The Holistic Science
The aforementioned clash of energies is actually brain chemicals. That being said, an understanding of this complex neurological function existing far before bacteria were even discovered is something to be wondered at certainly. When on the dieta you typically will have monoamine oxidase inhibitors in your system, or MAOIs. These inhibitors restrict your brain’s production of monoamine oxidase, a chemical that protects your body from over-producing norepinephrine, a stress hormone. What this means is that when an apprentice is practicing the dieta, sex or even the wrong foods could induce an overproduction of hormones that could lead to headaches, severe anxiety, heart palpitations, and hypertension.
Not only is there scientific foundation to that, but there is also significant evidence supporting the medical benefits of the ayahuasca ritual itself. Ayahuasca is a mixture of two plants, usually consumed as a tea—one plant provides the primary hallucinogenic component, DMT (N-Dimethyltryptamine) and β-carboline derivatives, the MAOI component necessary for the brew to be effective. Both components are being found to have immense medicinal potential.
β-carboline alkaloids are very simply 3 little rings, mostly of carbon with a smidge of hydrogen, nitrogen. They come in different types, and one specific variety of this little structure with a smidge of oxygen hanging off one side has been shown to be helpful in slowing or even stopping cancer growth. In addition, these rings also have a habit of getting into our DNA, literally slipping into the fabric of our genetics. Here we begin to reach the edge of science—when the vocabulary in the research begins to use less than definite language.

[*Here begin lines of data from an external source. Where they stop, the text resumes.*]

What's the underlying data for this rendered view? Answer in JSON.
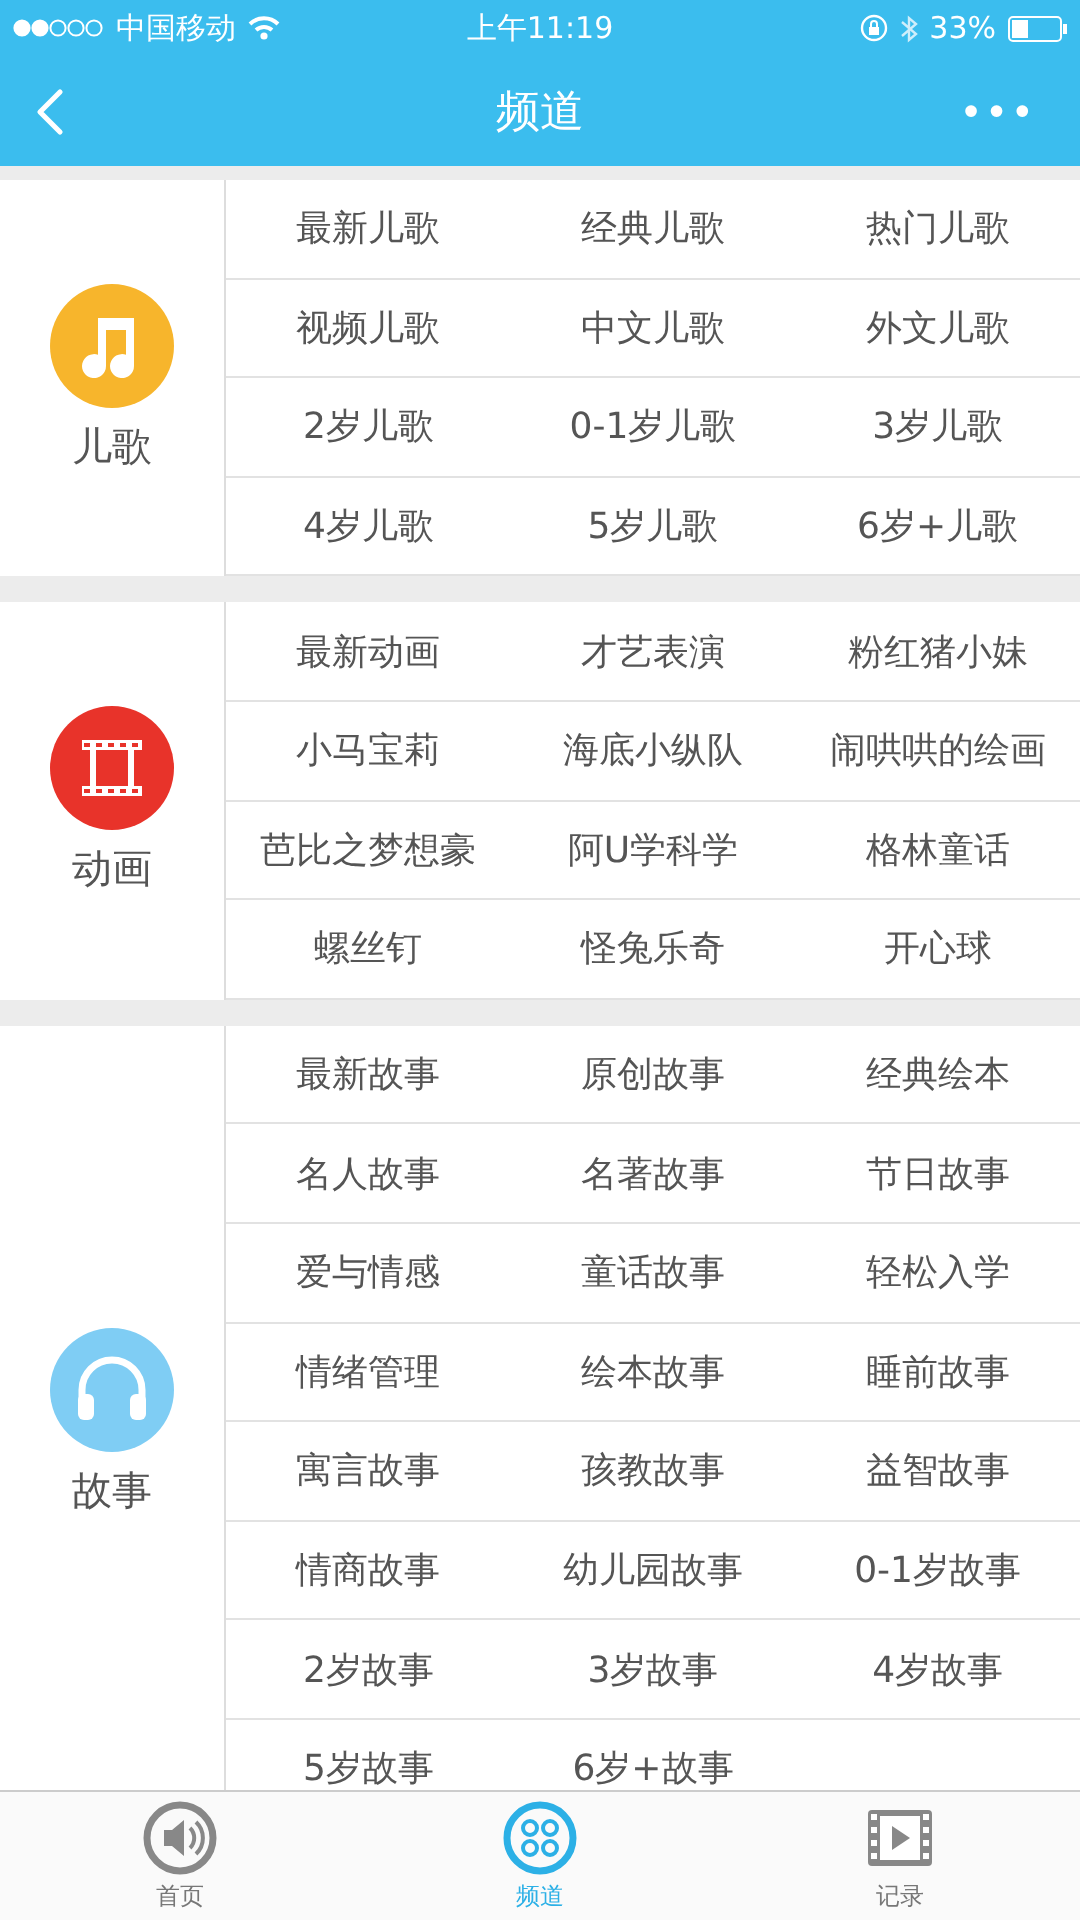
{
  "status_bar": {
    "carrier": "中国移动",
    "time": "上午11:19",
    "battery": "33%"
  },
  "nav": {
    "title": "频道",
    "more": "•••"
  },
  "sections": [
    {
      "name": "儿歌",
      "kind": "music",
      "color": "#f7b52c",
      "items": [
        "最新儿歌",
        "经典儿歌",
        "热门儿歌",
        "视频儿歌",
        "中文儿歌",
        "外文儿歌",
        "2岁儿歌",
        "0-1岁儿歌",
        "3岁儿歌",
        "4岁儿歌",
        "5岁儿歌",
        "6岁+儿歌"
      ]
    },
    {
      "name": "动画",
      "kind": "film",
      "color": "#e8332a",
      "items": [
        "最新动画",
        "才艺表演",
        "粉红猪小妹",
        "小马宝莉",
        "海底小纵队",
        "闹哄哄的绘画",
        "芭比之梦想豪",
        "阿U学科学",
        "格林童话",
        "螺丝钉",
        "怪兔乐奇",
        "开心球"
      ]
    },
    {
      "name": "故事",
      "kind": "headphones",
      "color": "#7fcdf4",
      "items": [
        "最新故事",
        "原创故事",
        "经典绘本",
        "名人故事",
        "名著故事",
        "节日故事",
        "爱与情感",
        "童话故事",
        "轻松入学",
        "情绪管理",
        "绘本故事",
        "睡前故事",
        "寓言故事",
        "孩教故事",
        "益智故事",
        "情商故事",
        "幼儿园故事",
        "0-1岁故事",
        "2岁故事",
        "3岁故事",
        "4岁故事",
        "5岁故事",
        "6岁+故事"
      ]
    }
  ],
  "tabs": [
    {
      "label": "首页",
      "kind": "speaker",
      "selected": false
    },
    {
      "label": "频道",
      "kind": "grid",
      "selected": true
    },
    {
      "label": "记录",
      "kind": "film",
      "selected": false
    }
  ]
}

All that being said, the scientific language also begins to sound a little optimistic here and there. Once again, interesting. Other scientifically suggested effects of ayahuasca include reduction of anxiety, treatment of addiction, tissue protection, reversal of diseases such as Alzheimer's and Parkinson’s, and from another angle, once again, cancer treatment (having this time to do with DMT). Though the research is far from complete in all these areas, the idea that something like this could exist is mind expanding, to say the least.

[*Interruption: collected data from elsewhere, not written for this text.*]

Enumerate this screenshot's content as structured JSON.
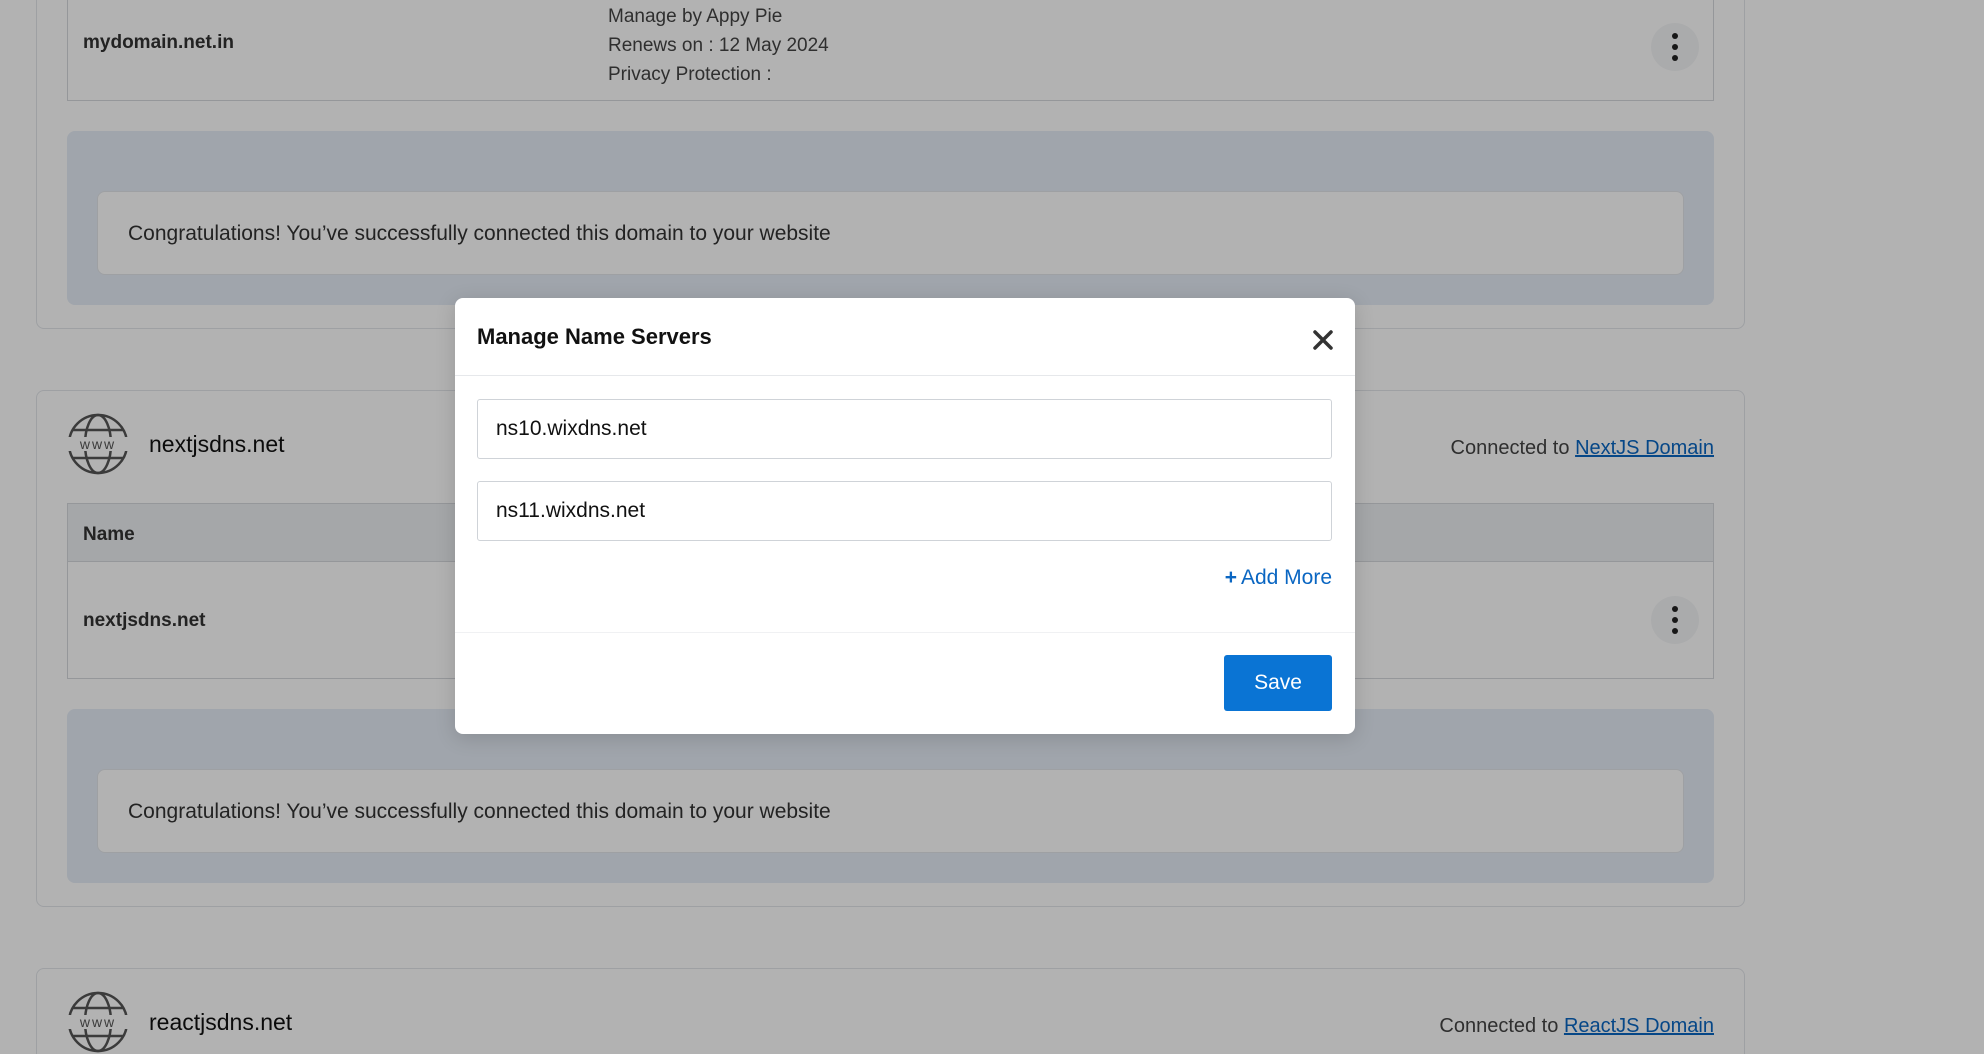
{
  "colors": {
    "accent": "#0a74d4",
    "link": "#0a66c2",
    "overlay": "rgba(0,0,0,0.30)",
    "notice_bg": "#e5edf7"
  },
  "cards": [
    {
      "table": {
        "row": {
          "name": "mydomain.net.in",
          "info": [
            "Manage by Appy Pie",
            "Renews on : 12 May 2024",
            "Privacy Protection :"
          ]
        }
      },
      "notice": "Congratulations! You’ve successfully connected this domain to your website"
    },
    {
      "domain": "nextjsdns.net",
      "connected_prefix": "Connected to",
      "connected_link": "NextJS Domain",
      "table": {
        "header_name": "Name",
        "row": {
          "name": "nextjsdns.net"
        }
      },
      "notice": "Congratulations! You’ve successfully connected this domain to your website"
    },
    {
      "domain": "reactjsdns.net",
      "connected_prefix": "Connected to",
      "connected_link": "ReactJS Domain"
    }
  ],
  "icons": {
    "globe": "www-globe-icon",
    "kebab": "more-vertical-icon",
    "close": "close-icon",
    "plus": "plus-icon"
  },
  "modal": {
    "title": "Manage Name Servers",
    "name_servers": [
      "ns10.wixdns.net",
      "ns11.wixdns.net"
    ],
    "add_more_label": "Add More",
    "add_more_prefix": "+",
    "save_label": "Save"
  }
}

Though there is still significant skepticism around holistic medicine and holistic understandings over all, it is curious to live in a time in which science is beginning to critically consider these ideas. Science is just now connecting neurology and human behavior. The 2017 Nobel Prize in economics was given to Richard Thaler, whose life’s work has just been figuring out the oddities of human behavior. All this rigorous science and reductionist misunderstanding for almost 1000 years, to begin to figure out what a guy worked out by sitting under a fig tree for a week. Maybe spiritual enlightenment and science aren’t different sides of the coin after all.